Collectively, these findings demonstrate that chemical scarification is inappropriate for breaking dormancy in ginseng seeds and may substantially impair seed viability. Further studies exploring narrower concentration ranges or short-exposure protocols may help clarify whether any safe and effective application exists; however, based on the present results, chemical scarification cannot be recommended for ginseng seed pretreatment.

3.7. Effects of priming treatments on germination

Priming responses varied markedly by agent (Table 8). PEG osmopriming (－0.75 MPa) substantially improved germination: final percentage increased from 26.0% (Untreated) to 32.3%, with T₅₀ reduced from 17.9 to 17.3 days. This confirms osmopriming advances metabolic competence without radicle protrusion under low-temperature conditions (Bewley et al., 2012).

Table 8.

Effect of seed priming on germination percentage and time to 50% of final germination (T₅₀) of ginseng seeds germinated at 10°C

Calcium nitrate [Ca(NO₃)₂] priming also resulted in relatively high germination percentage, though not as high as in PEG. In contrast, KNO₃ priming produced the lowest germination and longest T₅₀ among all treatments, indicating nitrate-induced osmotic/ionic toxicity detrimental to ginseng embryo viability. Similar observations have been reported in other species, where excessive solute concentrations during priming can reduce seed vigor (Quintero et al., 2018).

Overall, PEG -0.75 MPa was the most effective priming treatment for enhancing germination capacity under low-temperature conditions in ginseng seeds.

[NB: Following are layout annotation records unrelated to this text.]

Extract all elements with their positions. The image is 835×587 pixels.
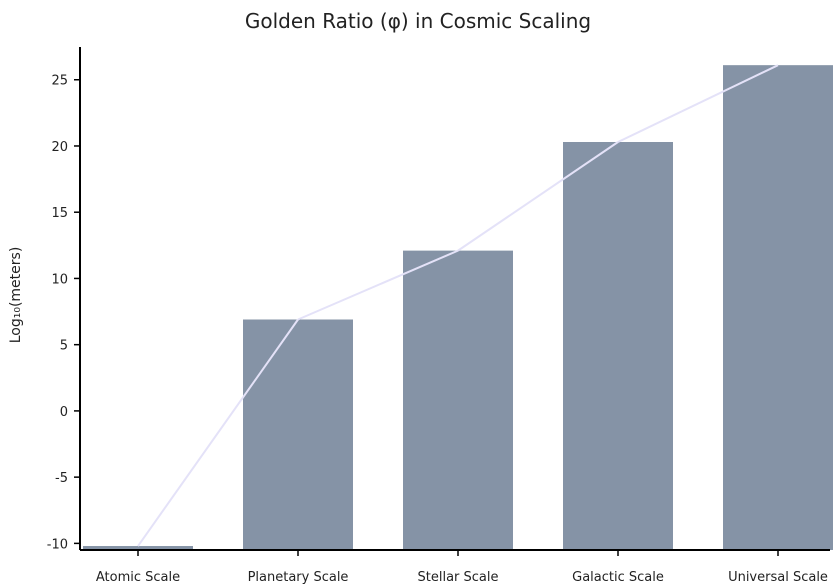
bar	[563, 142, 673, 550]
y-tick-label: -5	[55, 471, 68, 486]
bar	[243, 319, 353, 550]
chart-title: Golden Ratio (φ) in Cosmic Scaling	[245, 9, 591, 33]
y-axis-label: Log₁₀(meters)	[8, 247, 24, 344]
trend-line-segment	[457, 141, 619, 252]
bar	[83, 546, 193, 550]
y-tick-label: 10	[51, 272, 68, 287]
y-tick-label: 0	[60, 405, 68, 420]
bar	[403, 250, 513, 550]
y-tick-label: 15	[51, 206, 68, 221]
y-tick-label: 5	[60, 339, 68, 354]
x-tick-label: Planetary Scale	[248, 570, 349, 585]
trend-line-segment	[297, 249, 459, 321]
y-tick-label: 25	[51, 74, 68, 89]
x-tick-label: Galactic Scale	[572, 570, 664, 585]
trend-line-segment	[137, 318, 299, 547]
x-tick-label: Atomic Scale	[96, 570, 180, 585]
y-tick-label: -10	[47, 537, 68, 552]
y-tick-label: 20	[51, 140, 68, 155]
plot-area: -10 -5 0 5 10 15 20 25 Atomic Scale Planetary Sca…	[47, 47, 833, 585]
x-tick-label: Stellar Scale	[418, 570, 499, 585]
bar	[723, 65, 833, 551]
x-tick-label: Universal Scale	[728, 570, 828, 585]
trend-line-segment	[617, 64, 779, 143]
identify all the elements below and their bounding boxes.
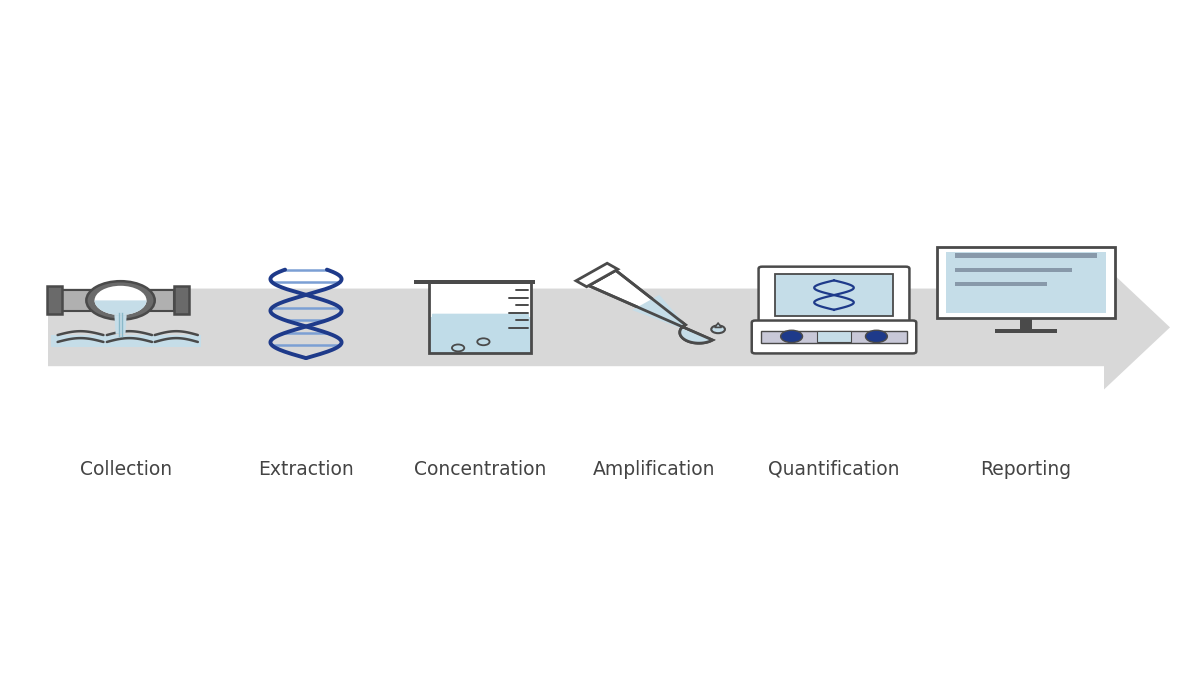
- FancyBboxPatch shape: [47, 286, 62, 315]
- FancyBboxPatch shape: [425, 280, 535, 284]
- Polygon shape: [414, 280, 428, 284]
- FancyBboxPatch shape: [955, 281, 1048, 286]
- FancyBboxPatch shape: [62, 290, 100, 311]
- FancyBboxPatch shape: [955, 267, 1072, 272]
- FancyBboxPatch shape: [937, 246, 1115, 318]
- FancyBboxPatch shape: [174, 286, 188, 315]
- FancyBboxPatch shape: [817, 331, 851, 342]
- Circle shape: [95, 286, 146, 315]
- Polygon shape: [95, 300, 146, 315]
- Text: Collection: Collection: [80, 460, 172, 479]
- Polygon shape: [48, 265, 1170, 389]
- Polygon shape: [428, 317, 532, 352]
- FancyBboxPatch shape: [946, 252, 1106, 313]
- FancyBboxPatch shape: [995, 329, 1057, 333]
- FancyBboxPatch shape: [761, 331, 907, 343]
- Text: Extraction: Extraction: [258, 460, 354, 479]
- FancyBboxPatch shape: [758, 267, 910, 325]
- Circle shape: [86, 281, 155, 320]
- Circle shape: [781, 330, 803, 342]
- Text: Reporting: Reporting: [980, 460, 1072, 479]
- FancyBboxPatch shape: [50, 335, 202, 346]
- Polygon shape: [428, 281, 532, 352]
- Polygon shape: [576, 263, 618, 287]
- FancyBboxPatch shape: [1020, 318, 1032, 329]
- Circle shape: [865, 330, 887, 342]
- Polygon shape: [715, 323, 721, 327]
- Text: Concentration: Concentration: [414, 460, 546, 479]
- Text: Quantification: Quantification: [768, 460, 900, 479]
- Polygon shape: [114, 315, 127, 334]
- Polygon shape: [632, 295, 713, 343]
- FancyBboxPatch shape: [955, 253, 1097, 258]
- FancyBboxPatch shape: [775, 274, 893, 316]
- FancyBboxPatch shape: [143, 290, 174, 311]
- Circle shape: [712, 325, 725, 333]
- FancyBboxPatch shape: [751, 321, 917, 354]
- Polygon shape: [589, 271, 713, 343]
- Text: Amplification: Amplification: [593, 460, 715, 479]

3.8. Effects of light quality on germination

Light quality strongly influenced germination, confirming ginseng's negative photoblasty (Table 9). Seeds germinated most readily and rapidly under dark conditions, whereas red LED and red-blue mixed light produced intermediate germination levels. Blue LED light resulted in the lowest germination percentage and the longest T₅₀ (27.4 d).

Table 9.

Effects of light quality on germination percentage and T50 of ginseng seeds at 10°C

These responses align with the ecological germination niche of ginseng, which naturally germinates under leaf litter where low light and cool temperatures prevail (Proctor and Bailey, 1987; Cho et al., 2008). The inhibitory effect of blue light implicates cryptochrome signaling, which upregulates ABA biosynthesis and dormancy maintenance pathways (Folta and Childers, 2008).

Collectively, these findings demonstrate that low temperature (10°C) combined with dark conditions provides the optimal environment for stable and uniform germination of ginseng seeds.